Stop Pretending Nothing is Wrong
Blue Plans nationwide lost $2 billion of value over the past three years, and that has to be made up with increased premiums. At the same time, CCIIO keeps drastically changing the percentage of healthcare costs that its benchmark plan is expected to cover. The result – your deductibles and other cost sharing have gone up around 50% in three years, while premiums have gone up MORE than that! All because the risk pool of people insured is older than the public at large (because of the three things I mentioned above). You can’t fix a problem if you won’t admit it’s real.

To get a feel for how (a public health insurance) plan could lower access to care for many people, you might ask your favorite doc or hospital administrator how they would fare if Medicare was the BEST payer.

Step Two: Please Don’t Make It Worse! When I listen to the policy positions and platforms coming from the folks running for president and their people, I hear ideas that give me pause:

  • Do away with the individual mandate? Check out the “Tighten up the Individual Mandate” section in the above listing. Doing away with the mandate is guaranteed to drive up costs.
  • Stop funding cost-sharing reductions? These allow lower-income, working poor people to actually USE their insurance , instead of waiting until they are desperately sick and go to an emergency room, which is what most of them had to do before the Affordable Care Act. Clearly, increasing costs on the most vulnerable populations will cause their health to deteriorate, especially if that encourages them to avoid needed care.
  • Refuse to pay insurance companies the money they were promised through the Risk Corridor program? That’s driving both losses AND massive rate increases already — do we really want to make this worse?
  • Create a public health insurance option to compete with private health insurance companies? To get a feel for how this plan could lower access to care for many people, you might ask your favorite doc or hospital administrator how they would fare if Medicare was the BEST payer.

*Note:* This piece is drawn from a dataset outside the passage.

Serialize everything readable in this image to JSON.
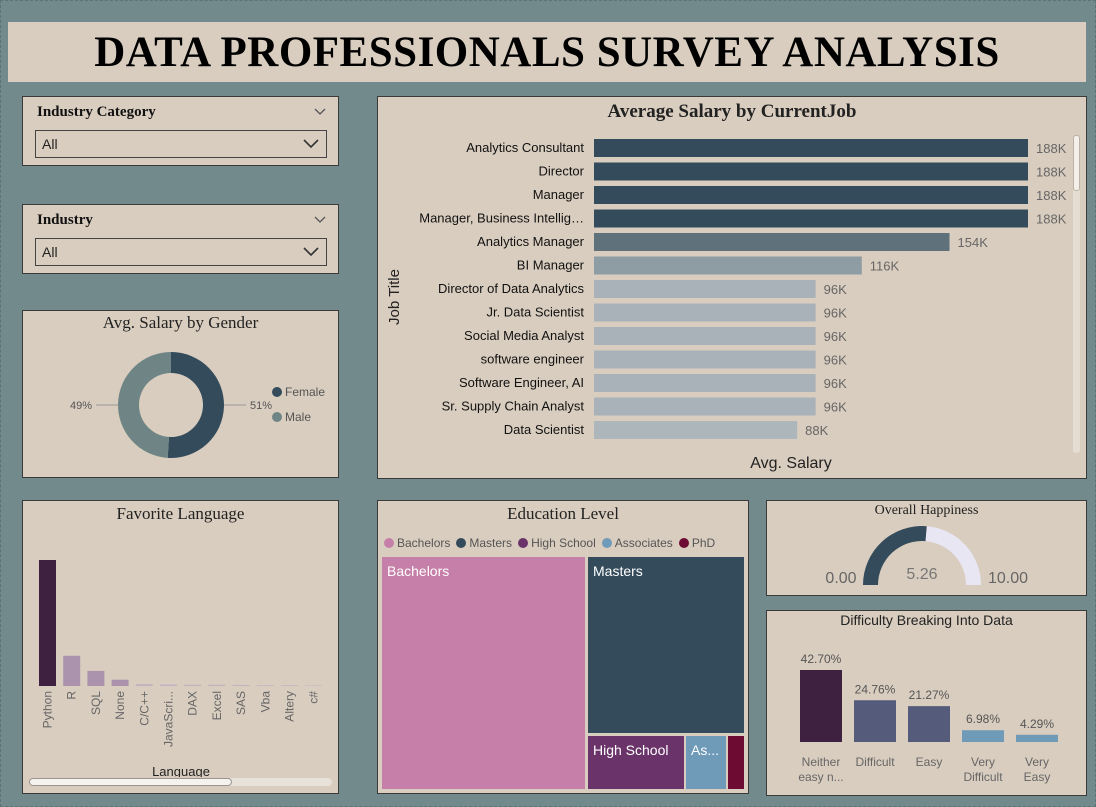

In many states today, the only health plan still selling on healthcare.gov in every one of their counties is a not-for-profit Blue Plan. Since these Blue Plans cannot raise capital by selling stock and cannot easily issue bonds or borrow money, they are doing this at GREAT risk. Why?

I can tell you why Blue Cross and Blue Shield of Louisiana is still in it. Because it is, and will remain, our mission “To improve the health and lives of ALL Louisianans.” But we can stay in the game only for so long — if the powers that be continue to ignore these massive problems, it will make it difficult for us to continue to participate in healthcare.gov. And that will drive up your costs even faster.

The answers are surprisingly obvious and simple. Let’s see if the folks in Washington have the guts to do the right thing.